Özgürlükler zarar verici düzeye girdiği anda bu durum yıkıcılığı beraberinde getirir. Çünkü bireyin zararı mikro düzeyde de olsa, bu yaygınlaşacak, yaygınlaştıkça piranaların et parçasını didiklediği gibi bir etki doğacaktır.
Eğer etiği ve ahlakı yıkarsanız da o toplum işte gerçek bir belirsizliğe düşüp kendini tüketir, yok olur. Ormanın da bir ahlakı vardır elbette. Bir sürüde barınmak için bireyin belli sorumlulukları üzerine alması gerekir. Yoksa sürü hayatını devam ettiremeyebilir. Yaşama şansını kaybeder. Ayrıca bu durum insanlardaki gibi içgüdüseldir. İnsanlar da topluma hayatta kalmak için uyum sağlarlar. Öyle 'yukarıdan indi' diye bir şey söz konusu değil.
Şans faktörünü yok saymamakla birlikte çalışma faktörü de önemlidir. Yani zorla güzellik olmaz belki, fakat bazı konularda insanlar kendi limitlerini keşfettikçe maddi manevi ödüllere de ulaşabilirler. Elbette ödül hiçbir zaman garanti değildir.
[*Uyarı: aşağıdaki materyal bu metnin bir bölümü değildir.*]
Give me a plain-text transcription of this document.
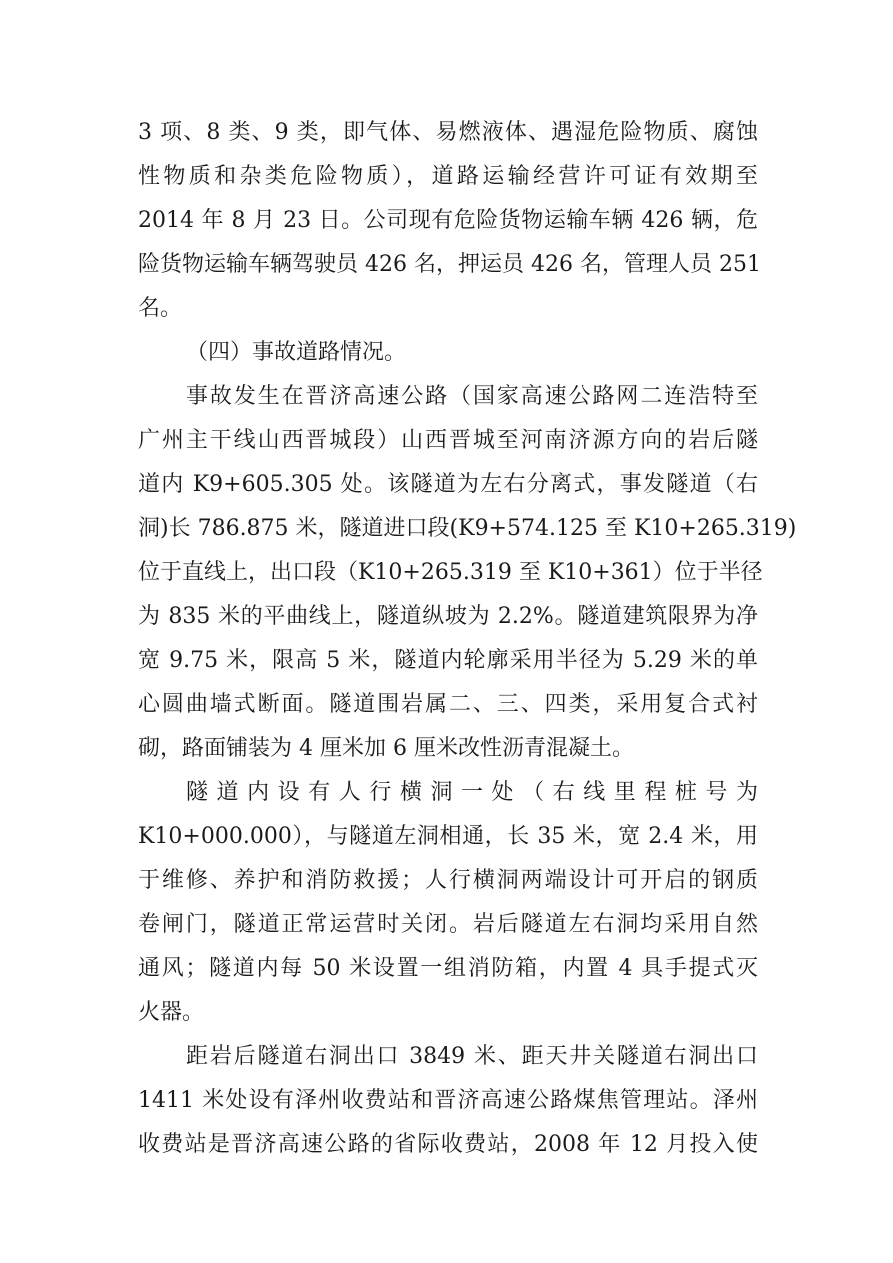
3 项、8 类、9 类，即气体、易燃液体、遇湿危险物质、腐蚀
性物质和杂类危险物质），道路运输经营许可证有效期至
2014 年 8 月 23 日。公司现有危险货物运输车辆 426 辆，危
险货物运输车辆驾驶员 426 名，押运员 426 名，管理人员 251
名。
（四）事故道路情况。
事故发生在晋济高速公路（国家高速公路网二连浩特至
广州主干线山西晋城段）山西晋城至河南济源方向的岩后隧
道内 K9+605.305 处。该隧道为左右分离式，事发隧道（右
洞)长 786.875 米，隧道进口段(K9+574.125 至 K10+265.319)
位于直线上，出口段（K10+265.319 至 K10+361）位于半径
为 835 米的平曲线上，隧道纵坡为 2.2%。隧道建筑限界为净
宽 9.75 米，限高 5 米，隧道内轮廓采用半径为 5.29 米的单
心圆曲墙式断面。隧道围岩属二、三、四类，采用复合式衬
砌，路面铺装为 4 厘米加 6 厘米改性沥青混凝土。
隧道内设有人行横洞一处（右线里程桩号为
K10+000.000），与隧道左洞相通，长 35 米，宽 2.4 米，用
于维修、养护和消防救援；人行横洞两端设计可开启的钢质
卷闸门，隧道正常运营时关闭。岩后隧道左右洞均采用自然
通风；隧道内每 50 米设置一组消防箱，内置 4 具手提式灭
火器。
距岩后隧道右洞出口 3849 米、距天井关隧道右洞出口
1411 米处设有泽州收费站和晋济高速公路煤焦管理站。泽州
收费站是晋济高速公路的省际收费站，2008 年 12 月投入使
Son olarak çalacak bir şeyi üreten de rekabettir. Ödül yoksa rekabet azalır, ilerleme yavaşlar. Yani birikim yoksa iphone da yok. İleri medeni ülkelerdeki insanların iphone alabilmesi için Çin'de milyonlarca insan açlık ve sefaletle boğuşmak zorundadır. İphone'un gerçek değeri buradan gelir. Çin'deki atıl birikimi değerlendirip sömürmeden kimse iphone üretip bu kadar çok kişiye satamaz.